GASTON : « depuis 1 mois maintenant, je prends 20 gouttes de ZymaD par jour. J’ai l’impression que les plaques s’affinent et s’éclaircissent, mais elles sont encore là. Donc je vais continuer pour voir ».2 mois plus tard : « cela fait plus de 3 mois que je prends du ZymaD et je dirai que mon psoriasis s’est réduit de 75%. Les endroits les plus récalcitrants sont les mollets et quelques petites plaques sur le torse ».

IRMAVIDAL : « aujourd’hui je tiens à vous faire part de mon expérience concernant la vitamine D. je souffre d’un psoriasis palmo-plantaire, aux coudes et un tout petit peu sure le devant des mollets depuis 2007. Il y a 1an et demi, j’avais suggéré à mon médecin, (suite à mes lecture) qu’il serait peut-être bon de vérifier la vitamine D chez moi mais aussi chez l’ensemble des patients souffrant de psoriasis, car en toute logique, si la crème à base d’analogue de la vitamine D est efficace ( et elle l’est !), si les séances d’UV marchent (et ça marche !), et enfin, si l’exposition modérée au soleil fait beaucoup de bien (c’est bien connu que les psoriasis vont mieux après les vacances d’été !) Bon Dieu, et si c’était la vitamine D qui faisait tout ça ? et bien oui !!! moi je suis une grande carencée, je suis à 19ng/ml et en mars 2009 au plus fort de mes poussées, je n’avais que 11ng/ml (pour rappel il y a déficience légère en vitamine D en dessous de 30ng/ml, sévère en dessous de 20ng/ml et carence avérée en dessous de 10ng/ml).J’ai pris de la vitamine D sous forme d’ampoules pendant 6 mois, et depuis mon psoriasis s’en va ! Je revis et je vais pouvoir reprendre ma profession, alors que je venais de faire une demande de mise en invalidité, car il m’était devenu impossible de marcher longtemps et je ne pouvais pratiquement pas utiliser mes mains dans des conditions normales ! ».

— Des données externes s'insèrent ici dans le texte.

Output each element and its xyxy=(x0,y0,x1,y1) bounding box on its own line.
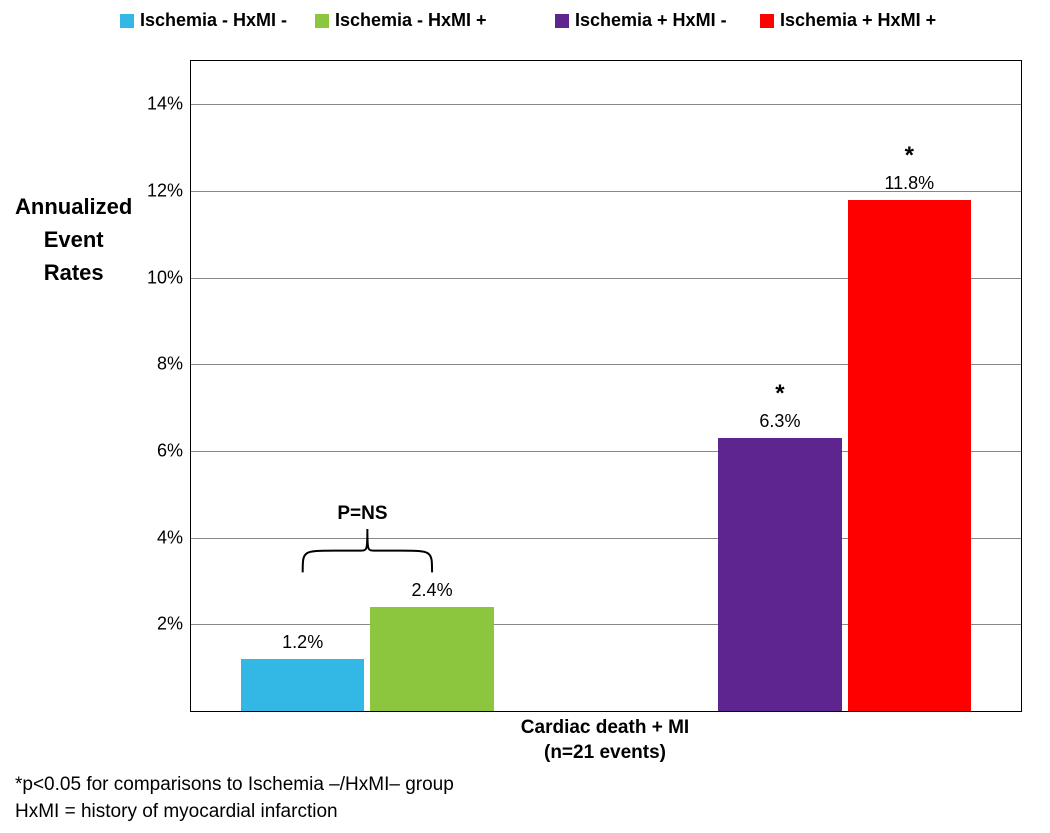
y-tick-label: 12% xyxy=(147,181,183,202)
y-tick-label: 2% xyxy=(157,614,183,635)
chart-container: Ischemia - HxMI - Ischemia - HxMI + Ischem… xyxy=(0,0,1050,833)
x-axis-label: Cardiac death + MI(n=21 events) xyxy=(485,716,725,765)
legend-item: Ischemia + HxMI - xyxy=(555,10,727,31)
footnote: *p<0.05 for comparisons to Ischemia –/Hx… xyxy=(15,772,454,825)
y-axis-title: AnnualizedEventRates xyxy=(15,190,132,289)
legend-label: Ischemia - HxMI - xyxy=(140,10,287,31)
legend: Ischemia - HxMI - Ischemia - HxMI + Ischem… xyxy=(120,10,1010,40)
y-axis-title-line: Annualized xyxy=(15,190,132,223)
y-axis-title-line: Rates xyxy=(15,256,132,289)
y-tick-label: 14% xyxy=(147,94,183,115)
legend-item: Ischemia - HxMI + xyxy=(315,10,487,31)
legend-label: Ischemia + HxMI + xyxy=(780,10,936,31)
legend-swatch xyxy=(760,14,774,28)
y-tick-label: 10% xyxy=(147,267,183,288)
legend-label: Ischemia - HxMI + xyxy=(335,10,487,31)
plot-area: 2%4%6%8%10%12%14%1.2%2.4%6.3%*11.8%*P=NS xyxy=(190,60,1022,712)
y-tick-label: 6% xyxy=(157,441,183,462)
legend-item: Ischemia - HxMI - xyxy=(120,10,287,31)
x-axis-label-line-1: Cardiac death + MI xyxy=(485,716,725,741)
legend-swatch xyxy=(315,14,329,28)
legend-item: Ischemia + HxMI + xyxy=(760,10,936,31)
legend-swatch xyxy=(555,14,569,28)
legend-label: Ischemia + HxMI - xyxy=(575,10,727,31)
legend-swatch xyxy=(120,14,134,28)
annotation-pns: P=NS xyxy=(337,503,387,525)
footnote-line-1: *p<0.05 for comparisons to Ischemia –/Hx… xyxy=(15,772,454,799)
y-tick-label: 4% xyxy=(157,527,183,548)
footnote-line-2: HxMI = history of myocardial infarction xyxy=(15,799,454,826)
y-axis-title-line: Event xyxy=(15,223,132,256)
x-axis-label-line-2: (n=21 events) xyxy=(485,741,725,766)
y-tick-label: 8% xyxy=(157,354,183,375)
brace-icon xyxy=(191,61,1021,711)
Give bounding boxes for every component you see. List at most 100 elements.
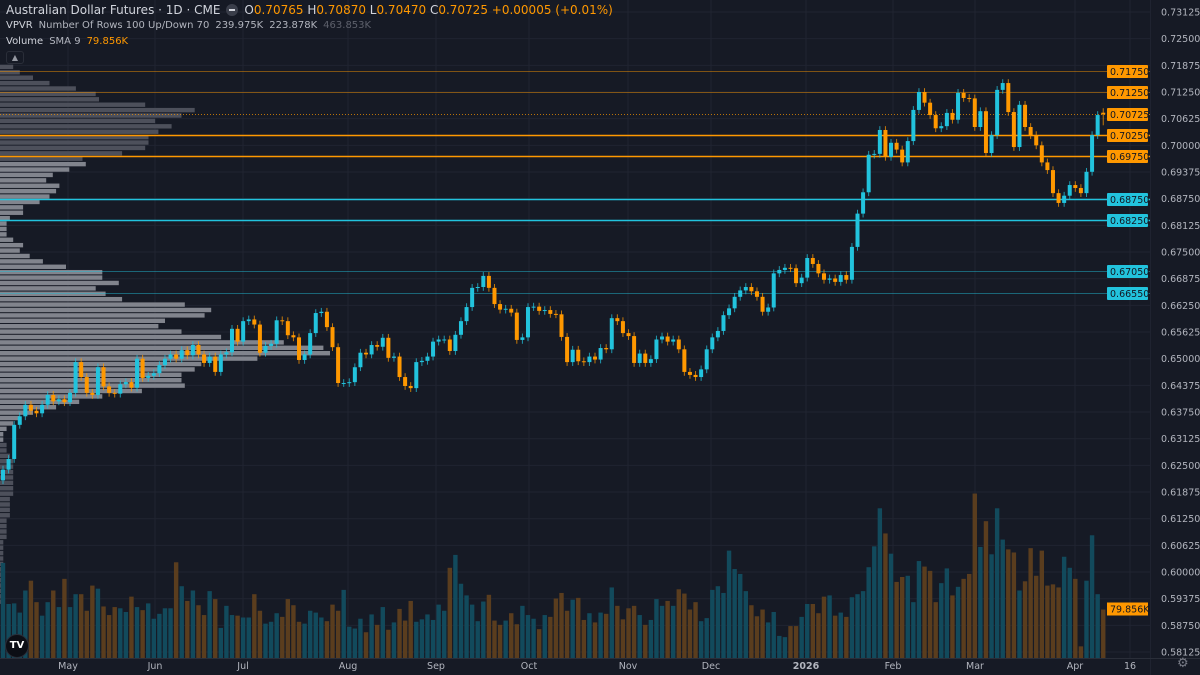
candle-body <box>447 339 452 352</box>
symbol-legend: Australian Dollar Futures · 1D · CME O0.… <box>6 3 613 17</box>
volume-bar <box>106 615 112 658</box>
time-axis[interactable]: May Jun Jul Aug Sep Oct Nov Dec 2026 Feb Mar Apr 16 <box>0 658 1200 673</box>
candle-body <box>743 287 748 291</box>
vpvr-row <box>0 356 258 361</box>
candle-body <box>581 361 586 363</box>
candle-body <box>34 410 39 414</box>
volume-bar <box>749 605 754 658</box>
price-tick-label: 0.72500 <box>1161 34 1200 45</box>
volume-bar <box>475 621 480 658</box>
volume-bar <box>994 508 1000 658</box>
candle-body <box>302 354 307 360</box>
volume-bar <box>609 587 614 658</box>
vpvr-up-volume: 239.975K <box>215 20 264 31</box>
price-line-label: 0.70250 <box>1110 131 1149 142</box>
vpvr-legend[interactable]: VPVR Number Of Rows 100 Up/Down 70 239.9… <box>6 20 371 31</box>
candle-body <box>939 126 944 129</box>
candle-body <box>861 192 866 214</box>
candle-body <box>403 377 408 387</box>
candle-body <box>810 257 815 264</box>
chevron-up-icon[interactable]: ▲ <box>6 51 24 64</box>
candle-body <box>79 362 84 378</box>
candle-body <box>40 404 45 414</box>
vpvr-row <box>0 351 330 356</box>
volume-bar <box>514 624 520 658</box>
candle-body <box>246 319 251 322</box>
volume-bar <box>453 554 458 658</box>
volume-sma-value: 79.856K <box>86 36 129 47</box>
volume-bar <box>23 590 28 658</box>
candle-body <box>593 356 598 360</box>
vpvr-row <box>0 269 103 275</box>
volume-bar <box>626 608 631 658</box>
candle-body <box>84 377 89 393</box>
candle-body <box>604 348 609 350</box>
symbol-title[interactable]: Australian Dollar Futures · 1D · CME <box>6 3 221 17</box>
volume-bar <box>414 621 419 658</box>
volume-bar <box>408 600 413 658</box>
candle-body <box>900 149 905 163</box>
volume-bar <box>782 637 788 658</box>
price-line-label-bg <box>1107 265 1148 278</box>
minus-icon[interactable] <box>226 4 239 16</box>
candle-body <box>654 339 659 360</box>
vpvr-row <box>0 232 7 237</box>
volume-bar <box>671 605 676 658</box>
volume-bar <box>1039 550 1045 658</box>
volume-bar <box>302 623 307 658</box>
candle-body <box>648 359 653 363</box>
candle-body <box>324 311 329 328</box>
gear-icon[interactable]: ⚙ <box>1177 656 1189 671</box>
candle-body <box>827 278 832 280</box>
volume-bar <box>542 615 547 658</box>
volume-sma-label: 79.856K <box>1110 605 1150 616</box>
vpvr-row <box>0 242 24 248</box>
candle-body <box>749 287 754 292</box>
volume-bar <box>961 578 966 658</box>
candle-body <box>380 337 385 347</box>
price-tick-label: 0.69375 <box>1161 168 1200 179</box>
vpvr-row <box>0 221 7 226</box>
vpvr-row <box>0 410 33 415</box>
tradingview-logo-icon[interactable]: TV <box>5 634 29 658</box>
volume-bar <box>1045 585 1050 658</box>
candle-body <box>503 308 508 310</box>
candle-body <box>956 92 961 120</box>
price-tick-label: 0.68125 <box>1161 221 1200 232</box>
volume-bar <box>280 616 285 658</box>
candle-body <box>263 345 268 353</box>
volume-bar <box>481 601 486 658</box>
close-label: C <box>429 3 439 17</box>
volume-bar <box>386 629 391 658</box>
volume-bar <box>927 570 933 658</box>
candle-body <box>693 374 698 378</box>
volume-bar <box>229 615 235 658</box>
candle-body <box>866 154 871 193</box>
volume-legend[interactable]: Volume SMA 9 79.856K <box>6 36 128 47</box>
price-axis[interactable]: 0.73125 0.72500 0.71875 0.71250 0.70625 0.700… <box>1107 0 1200 675</box>
candle-body <box>671 339 676 342</box>
price-tick-label: 0.58750 <box>1161 621 1200 632</box>
candle-body <box>721 315 726 331</box>
volume-bar <box>978 546 983 658</box>
candle-body <box>224 352 229 355</box>
candle-body <box>978 111 983 127</box>
volume-bar <box>810 604 816 658</box>
time-tick-label: Sep <box>427 661 445 672</box>
volume-bar <box>263 623 268 658</box>
vpvr-row <box>0 383 185 388</box>
volume-bar <box>213 599 218 658</box>
candle-body <box>1039 145 1044 163</box>
volume-params: SMA 9 <box>49 36 81 47</box>
candle-body <box>553 313 558 315</box>
candle-body <box>425 356 430 361</box>
candle-body <box>989 135 994 154</box>
volume-bar <box>6 604 11 658</box>
volume-bar <box>654 599 659 658</box>
price-tick-label: 0.66250 <box>1161 301 1200 312</box>
volume-bar <box>788 626 793 658</box>
vpvr-row <box>0 129 159 134</box>
volume-bar <box>548 616 553 658</box>
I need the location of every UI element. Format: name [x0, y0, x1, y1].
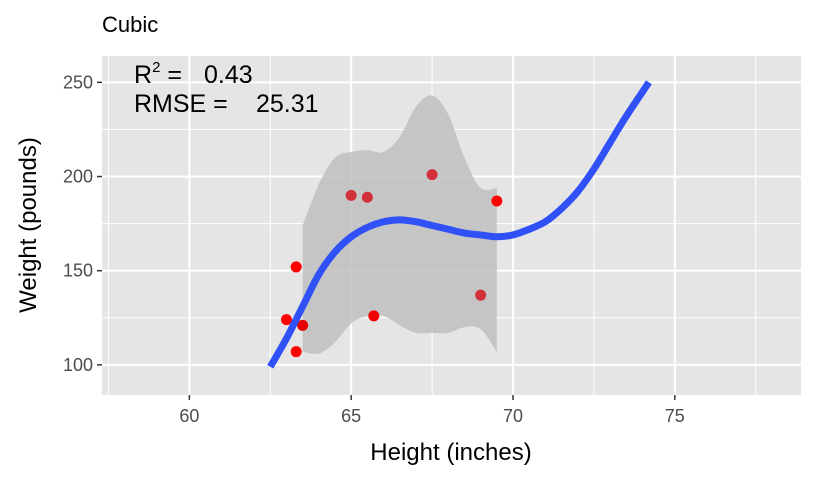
x-tick-label: 60 [179, 406, 199, 426]
y-axis-ticks: 100 150 200 250 [63, 72, 102, 375]
rmse-value: 25.31 [256, 90, 319, 118]
rmse-label: RMSE [134, 90, 206, 118]
r2-annotation: R2 = 0.43 [134, 59, 253, 89]
x-tick-label: 65 [341, 406, 361, 426]
data-point [290, 346, 302, 358]
rmse-equals: = [206, 90, 228, 118]
r2-equals: = [160, 61, 182, 89]
data-point [361, 191, 373, 203]
y-tick-label: 100 [63, 355, 93, 375]
r2-label: R [134, 61, 152, 89]
confidence-band-layer [302, 95, 497, 355]
y-tick-label: 150 [63, 261, 93, 281]
r2-value: 0.43 [204, 61, 253, 89]
rmse-annotation: RMSE = 25.31 [134, 90, 319, 118]
x-axis-ticks: 60 65 70 75 [179, 395, 685, 426]
y-tick-label: 250 [63, 72, 93, 92]
data-point [290, 261, 302, 273]
data-point [280, 314, 292, 326]
data-point [491, 195, 503, 207]
r2-superscript: 2 [152, 59, 160, 76]
data-point [297, 319, 309, 331]
data-point [426, 169, 438, 181]
x-axis-title: Height (inches) [370, 439, 531, 466]
data-points [280, 169, 503, 358]
data-point [345, 189, 357, 201]
fit-curve [267, 80, 652, 369]
fit-statistics: R2 = 0.43 RMSE = 25.31 [134, 59, 319, 118]
x-tick-label: 75 [665, 406, 685, 426]
y-tick-label: 200 [63, 167, 93, 187]
data-point [475, 289, 487, 301]
confidence-band [302, 95, 497, 355]
chart-title: Cubic [102, 12, 158, 37]
data-point [368, 310, 380, 322]
x-tick-label: 70 [503, 406, 523, 426]
fit-curve-layer [267, 80, 652, 369]
y-axis-title: Weight (pounds) [15, 137, 42, 313]
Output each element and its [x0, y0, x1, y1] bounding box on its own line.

Notre intention n’est pas de pousser les personnes psoriasiques à se supplémenter en vitamine D de manière « sauvage ». Pas question de prendre 30 000ui par jour pour que le psoriasis s’en aille plus vite ! mieux vaut d’abord consulter soin médecin et procéder à un dosage sanguin afin de déterminer ses besoins en vitamine D. L’objectif à se fixer est d’atteindre un taus sérique optimal, soit 40 à 60ng/ml.
Et au niveau local ?

Il existe, bien entendu, des solutions naturelles permettant d’agir directement sur les zones atteintes. Le produit à essayer en première intention est le Regulatpro® Bio.
La aussi, nous aurons recours à un témoignage extrait d’un ouvrage allemand sur le Regulatpro®, qui montre tout l’intérêt de ce produit à base d’enzymes fermentés en cascade.Le témoignage en question est celui d’un homme de 37 ans : «  depuis 10 ans je souffre d’un important psoriasis au niveau de la jambe droite. J’ai entendu parlé par hasard du taux de réussite par traitement du Regulatpro®. Il m’a été recommandé d’appliquer le concentré enzymatique dilué dans une quantité identique d’eau sur les zones touchées – et de pulvériser plusieurs fois par jour si possible, tout au moins matin et soir. J’ai effectué ceci pendant 6 mois (la plupart du temps uniquement le soir). Au bout de 4 mois, les premiers signes de guérison sont apparus. Au bout de 7 mois la peau était guérie ».